As I’ve said in several places, I am not teaching anything new. I am just translating ancient wisdom in a way that is accessible and relevant for a modern world. I first went to a workshop with my root teacher, Chase Bossart, in 2009. Chase studied with his teacher, Sri TKV Deśikachar for over 20 years. Mr. Deśikachar was the son of Kṛṣṇamacārya and studied with him for over 30 years.
Kṛṣṇamacārya was a widely respected yogi. Born in India in the 1888, he taught several of the teachers that eventually made a huge impact on yoga as we know it in America, including BKS Iyengar, Pathabi Jois (who founded Ashtanga Yoga), and Indra Devi. He was a yoga prodigy born into a Brahmin family with distinguished history of yoga sages. He was given the best classical education available in India, receiving the equivalent of ivy league PhDs in Law, Medicine and Divinity. He then studied seven years in a cave in Tibet on Mount Kailash at the feet of the celebrated yogi, Sri Ramamohan. According to Kṛṣṇamacārya’s biography, the studies in that cave included “all of the philosophy and mental science of Yoga; its use in diagnosing and treating the ill; and the practice and perfection of āsana and prāṇāyāma” as well as Patañjali’s Yoga Sūtra-s, and how to “chant them with an exactness of pronunciation, tone, and inflection that echoed as nearly as possible their first utterance thousands of years earlier.”

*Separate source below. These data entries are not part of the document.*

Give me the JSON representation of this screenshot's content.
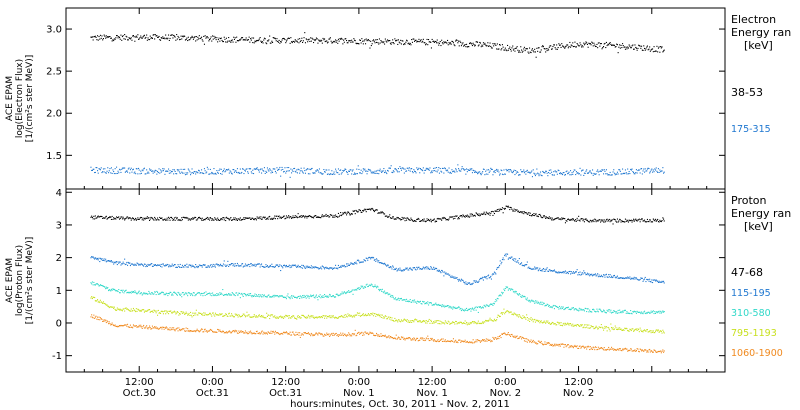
{
  "x_title": "hours:minutes, Oct. 30, 2011 - Nov. 2, 2011",
  "x_ticks": [
    {
      "t": "12:00",
      "d": "Oct.30"
    },
    {
      "t": "0:00",
      "d": "Oct.31"
    },
    {
      "t": "12:00",
      "d": "Oct.31"
    },
    {
      "t": "0:00",
      "d": "Nov. 1"
    },
    {
      "t": "12:00",
      "d": "Nov. 1"
    },
    {
      "t": "0:00",
      "d": "Nov. 2"
    },
    {
      "t": "12:00",
      "d": "Nov. 2"
    }
  ],
  "chart_data": [
    {
      "type": "scatter",
      "ylabel": [
        "ACE EPAM",
        "log(Electron Flux)",
        "[1/(cm²s ster MeV)]"
      ],
      "ylim": [
        1.1,
        3.25
      ],
      "yticks": [
        "1.5",
        "2.0",
        "2.5",
        "3.0"
      ],
      "ytick_values": [
        1.5,
        2.0,
        2.5,
        3.0
      ],
      "legend_title": [
        "Electron",
        "Energy ran",
        "[keV]"
      ],
      "series": [
        {
          "name": "38-53",
          "color": "#000000",
          "hours": [
            4,
            12,
            20,
            28,
            36,
            44,
            52,
            60,
            68,
            76,
            84,
            92,
            98
          ],
          "values": [
            2.9,
            2.91,
            2.9,
            2.88,
            2.87,
            2.87,
            2.86,
            2.85,
            2.82,
            2.75,
            2.83,
            2.8,
            2.76
          ]
        },
        {
          "name": "175-315",
          "color": "#1f77d0",
          "hours": [
            4,
            12,
            20,
            28,
            36,
            44,
            52,
            60,
            68,
            76,
            84,
            92,
            98
          ],
          "values": [
            1.33,
            1.32,
            1.31,
            1.32,
            1.33,
            1.31,
            1.32,
            1.33,
            1.31,
            1.3,
            1.3,
            1.31,
            1.33
          ]
        }
      ]
    },
    {
      "type": "scatter",
      "ylabel": [
        "ACE EPAM",
        "log(Proton Flux)",
        "[1/(cm²s ster MeV)]"
      ],
      "ylim": [
        -1.5,
        4.1
      ],
      "yticks": [
        "-1",
        "0",
        "1",
        "2",
        "3",
        "4"
      ],
      "ytick_values": [
        -1,
        0,
        1,
        2,
        3,
        4
      ],
      "legend_title": [
        "Proton",
        "Energy ran",
        "[keV]"
      ],
      "series": [
        {
          "name": "47-68",
          "color": "#000000",
          "hours": [
            4,
            12,
            20,
            28,
            36,
            44,
            50,
            54,
            60,
            66,
            70,
            72,
            76,
            80,
            86,
            92,
            98
          ],
          "values": [
            3.25,
            3.2,
            3.2,
            3.2,
            3.25,
            3.3,
            3.5,
            3.2,
            3.15,
            3.3,
            3.4,
            3.55,
            3.35,
            3.2,
            3.15,
            3.15,
            3.15
          ]
        },
        {
          "name": "115-195",
          "color": "#1f77d0",
          "hours": [
            4,
            8,
            12,
            20,
            28,
            36,
            44,
            50,
            54,
            60,
            66,
            70,
            72,
            76,
            80,
            86,
            92,
            98
          ],
          "values": [
            2.05,
            1.85,
            1.8,
            1.75,
            1.8,
            1.75,
            1.7,
            2.0,
            1.65,
            1.7,
            1.2,
            1.5,
            2.1,
            1.7,
            1.6,
            1.5,
            1.4,
            1.25
          ]
        },
        {
          "name": "310-580",
          "color": "#30d8c8",
          "hours": [
            4,
            8,
            12,
            20,
            28,
            36,
            44,
            50,
            54,
            60,
            66,
            70,
            72,
            76,
            80,
            86,
            92,
            98
          ],
          "values": [
            1.25,
            1.0,
            0.95,
            0.9,
            0.9,
            0.8,
            0.85,
            1.2,
            0.75,
            0.6,
            0.4,
            0.6,
            1.1,
            0.7,
            0.5,
            0.4,
            0.35,
            0.35
          ]
        },
        {
          "name": "795-1193",
          "color": "#c8e020",
          "hours": [
            4,
            8,
            12,
            20,
            28,
            36,
            44,
            50,
            54,
            60,
            66,
            70,
            72,
            76,
            80,
            86,
            92,
            98
          ],
          "values": [
            0.8,
            0.45,
            0.4,
            0.3,
            0.25,
            0.2,
            0.2,
            0.3,
            0.1,
            0.05,
            0.0,
            0.1,
            0.4,
            0.1,
            0.0,
            -0.1,
            -0.2,
            -0.25
          ]
        },
        {
          "name": "1060-1900",
          "color": "#f08a20",
          "hours": [
            4,
            8,
            12,
            20,
            28,
            36,
            44,
            50,
            54,
            60,
            66,
            70,
            72,
            76,
            80,
            86,
            92,
            98
          ],
          "values": [
            0.25,
            -0.05,
            -0.1,
            -0.2,
            -0.25,
            -0.3,
            -0.35,
            -0.3,
            -0.45,
            -0.5,
            -0.55,
            -0.5,
            -0.3,
            -0.55,
            -0.65,
            -0.75,
            -0.8,
            -0.85
          ]
        }
      ]
    }
  ]
}
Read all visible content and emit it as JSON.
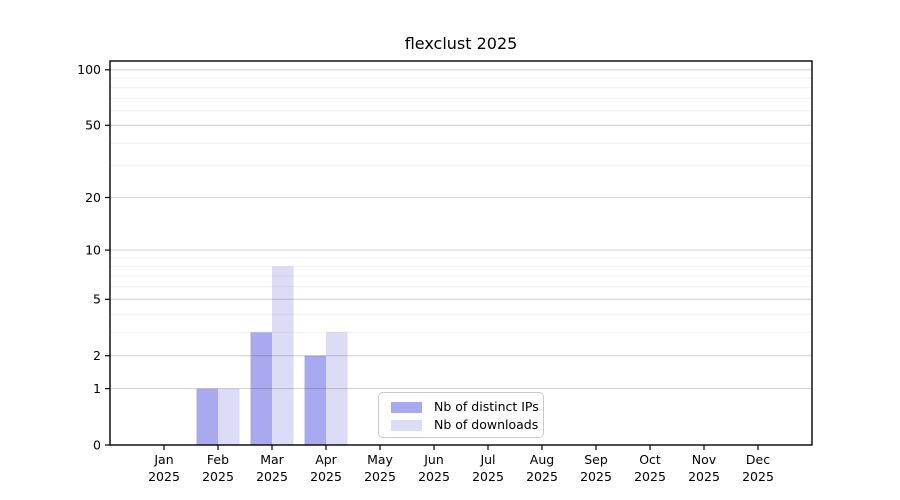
{
  "chart_data": {
    "type": "bar",
    "title": "flexclust 2025",
    "categories": [
      "Jan",
      "Feb",
      "Mar",
      "Apr",
      "May",
      "Jun",
      "Jul",
      "Aug",
      "Sep",
      "Oct",
      "Nov",
      "Dec"
    ],
    "x_tick_year": "2025",
    "series": [
      {
        "name": "Nb of distinct IPs",
        "color": "#a9a9f0",
        "values": [
          0,
          1,
          3,
          2,
          0,
          0,
          0,
          0,
          0,
          0,
          0,
          0
        ]
      },
      {
        "name": "Nb of downloads",
        "color": "#dcdcf7",
        "values": [
          0,
          1,
          8,
          3,
          0,
          0,
          0,
          0,
          0,
          0,
          0,
          0
        ]
      }
    ],
    "yscale": "log1p",
    "yticks": [
      0,
      1,
      2,
      5,
      10,
      20,
      50,
      100
    ],
    "minor_yticks": [
      3,
      4,
      6,
      7,
      8,
      9,
      30,
      40,
      60,
      70,
      80,
      90
    ],
    "ylim": [
      0,
      112
    ],
    "xlabel": "",
    "ylabel": "",
    "grid": true,
    "legend_position": "lower-center",
    "colors": {
      "frame": "#000000",
      "major_grid": "#d6d6d6",
      "minor_grid": "#efefef",
      "tick_text": "#000000"
    }
  }
}
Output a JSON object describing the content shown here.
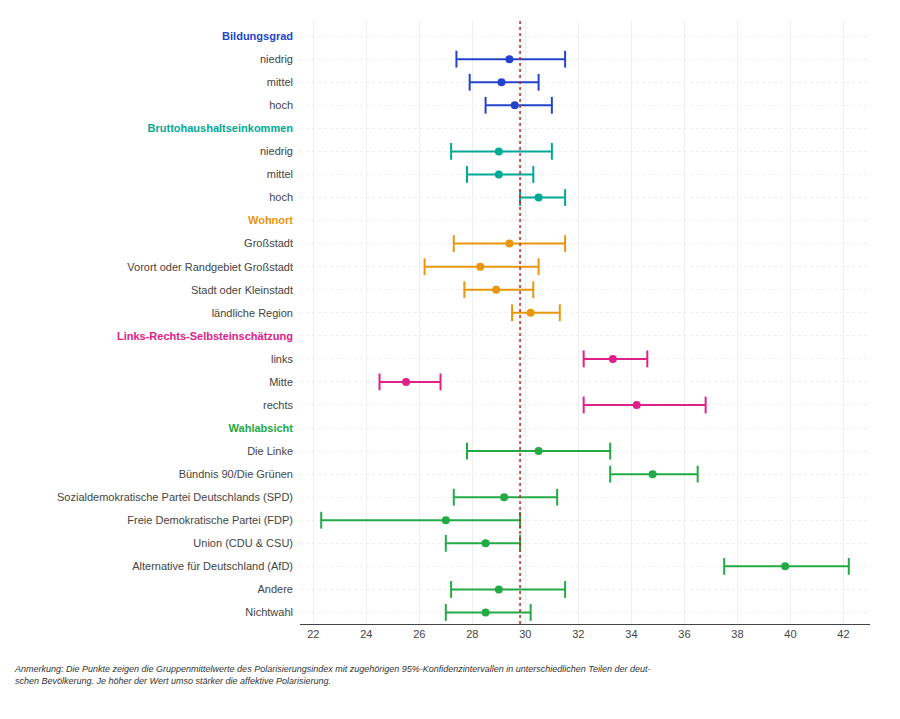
{
  "chart_data": {
    "type": "dot_plot",
    "categories": [
      "Bildungsgrad",
      "niedrig",
      "mittel",
      "hoch",
      "Bruttohaushaltseinkommen",
      "niedrig",
      "mittel",
      "hoch",
      "Wohnort",
      "Großstadt",
      "Vorort oder Randgebiet Großstadt",
      "Stadt oder Kleinstadt",
      "ländliche Region",
      "Links-Rechts-Selbsteinschätzung",
      "links",
      "Mitte",
      "rechts",
      "Wahlabsicht",
      "Die Linke",
      "Bündnis 90/Die Grünen",
      "Sozialdemokratische Partei Deutschlands (SPD)",
      "Freie Demokratische Partei (FDP)",
      "Union (CDU & CSU)",
      "Alternative für Deutschland (AfD)",
      "Andere",
      "Nichtwahl"
    ],
    "values": [
      null,
      29.4,
      29.1,
      29.6,
      null,
      29.0,
      29.0,
      30.5,
      null,
      29.4,
      28.3,
      28.9,
      30.2,
      null,
      33.3,
      25.5,
      34.2,
      null,
      30.5,
      34.8,
      29.2,
      27.0,
      28.5,
      39.8,
      29.0,
      28.5
    ],
    "ci_low": [
      null,
      27.4,
      27.9,
      28.5,
      null,
      27.2,
      27.8,
      29.8,
      null,
      27.3,
      26.2,
      27.7,
      29.5,
      null,
      32.2,
      24.5,
      32.2,
      null,
      27.8,
      33.2,
      27.3,
      22.3,
      27.0,
      37.5,
      27.2,
      27.0
    ],
    "ci_high": [
      null,
      31.5,
      30.5,
      31.0,
      null,
      31.0,
      30.3,
      31.5,
      null,
      31.5,
      30.5,
      30.3,
      31.3,
      null,
      34.6,
      26.8,
      36.8,
      null,
      33.2,
      36.5,
      31.2,
      29.8,
      29.8,
      42.2,
      31.5,
      30.2
    ],
    "colors": [
      "#2244cc",
      "#2244cc",
      "#2244cc",
      "#2244cc",
      "#00a896",
      "#00a896",
      "#00a896",
      "#00a896",
      "#e8960c",
      "#e8960c",
      "#e8960c",
      "#e8960c",
      "#e8960c",
      "#e0208a",
      "#e0208a",
      "#e0208a",
      "#e0208a",
      "#22aa44",
      "#22aa44",
      "#22aa44",
      "#22aa44",
      "#22aa44",
      "#22aa44",
      "#22aa44",
      "#22aa44",
      "#22aa44"
    ],
    "ref_line": {
      "value": 29.8,
      "color": "#cc2222",
      "line_style": "dot"
    },
    "xlim": [
      21.5,
      43.0
    ],
    "xticks": [
      22,
      24,
      26,
      28,
      30,
      32,
      34,
      36,
      38,
      40,
      42
    ],
    "grid": true,
    "footnote": [
      "Anmerkung: Die Punkte zeigen die Gruppenmittelwerte des Polarisierungsindex mit zugehörigen 95%-Konfidenzintervallen in unterschiedlichen Teilen der deut-",
      "schen Bevölkerung. Je höher der Wert umso stärker die affektive Polarisierung."
    ]
  }
}
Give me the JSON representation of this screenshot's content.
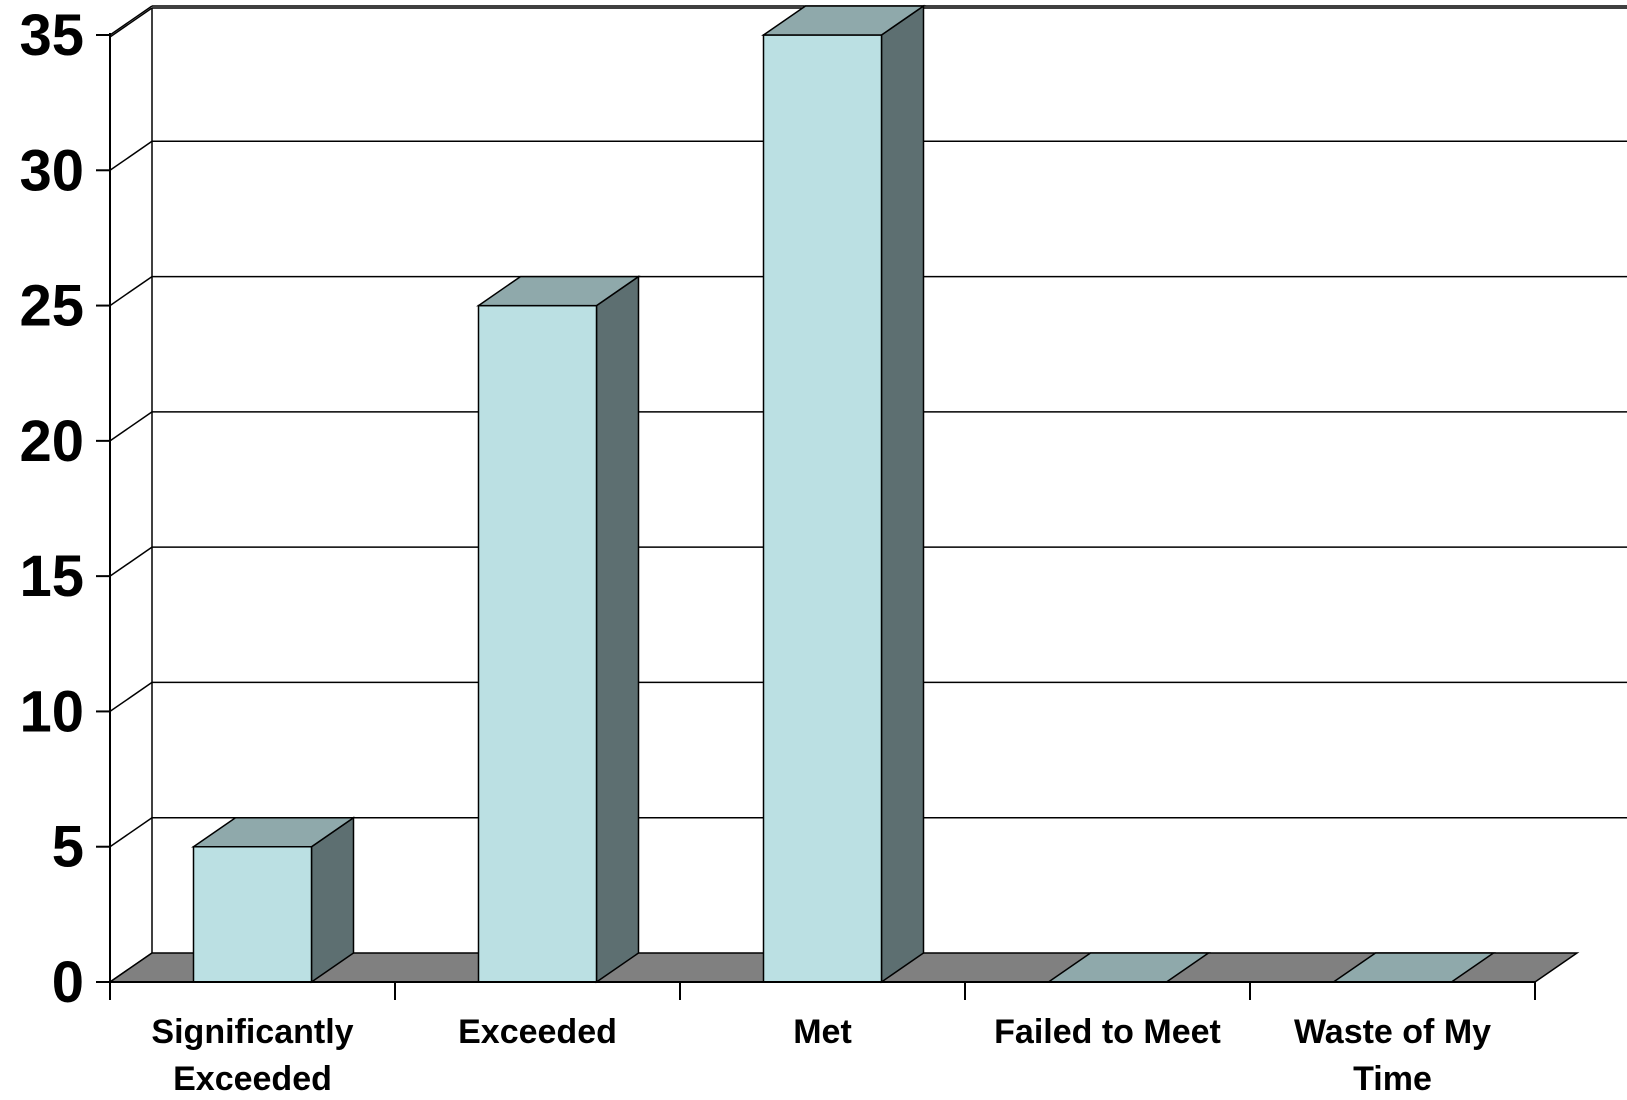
{
  "chart_data": {
    "type": "bar",
    "style": "3d",
    "categories": [
      [
        "Significantly",
        "Exceeded"
      ],
      [
        "Exceeded"
      ],
      [
        "Met"
      ],
      [
        "Failed to Meet"
      ],
      [
        "Waste of My",
        "Time"
      ]
    ],
    "values": [
      5,
      25,
      35,
      0,
      0
    ],
    "ylim": [
      0,
      35
    ],
    "yticks": [
      0,
      5,
      10,
      15,
      20,
      25,
      30,
      35
    ],
    "grid": true,
    "legend": "none",
    "title": "",
    "xlabel": "",
    "ylabel": "",
    "colors": {
      "bar_front": "#bbe0e3",
      "bar_top": "#8fa9ab",
      "bar_side": "#5d6f71",
      "floor": "#808080",
      "gridline": "#000000"
    }
  }
}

At the end of a long traditional apprenticeship like this, the teacher is allowed to ask the student for one boon. Ramamohan asked that Krishnamacharya get married, have children, and become a yoga teacher. Essentially, Ramamohan asked Kṛṣṇamacārya to make yoga accessible to regular people living practical lives where they had to pay the rent, get the kids to school on time, and have food on the table daily. Given his hallowed education he could have been the Dean of the most respected University in India, or the leader of his family’s spiritual tradition. But that would have kept yoga in the hallowed world of the Brahmin, unavailable to most working people. Kṛṣṇamacārya became a yoga teacher in the real world with real-life responsibilities. He also transformed, inspired and empowered the lives of his students, and they spread yoga throughout the world.
It is this interpretation of Yoga that I endeavor to bring to the world today. I remain a personal student of Chase Bossart, and continue to study and deepen my own experience of what happens when you take this tradition seriously.
Viniyoga is a term from Chapter Three of the Yoga Sūtra: tasya bhūmiṣu viniyogaḥ
Generally it means that the practices given should be adapted to the particular student. When several of Mr. TKV Deśikachar’s students asked “what should we call your lineage of yoga?” he answered “viniyoga.”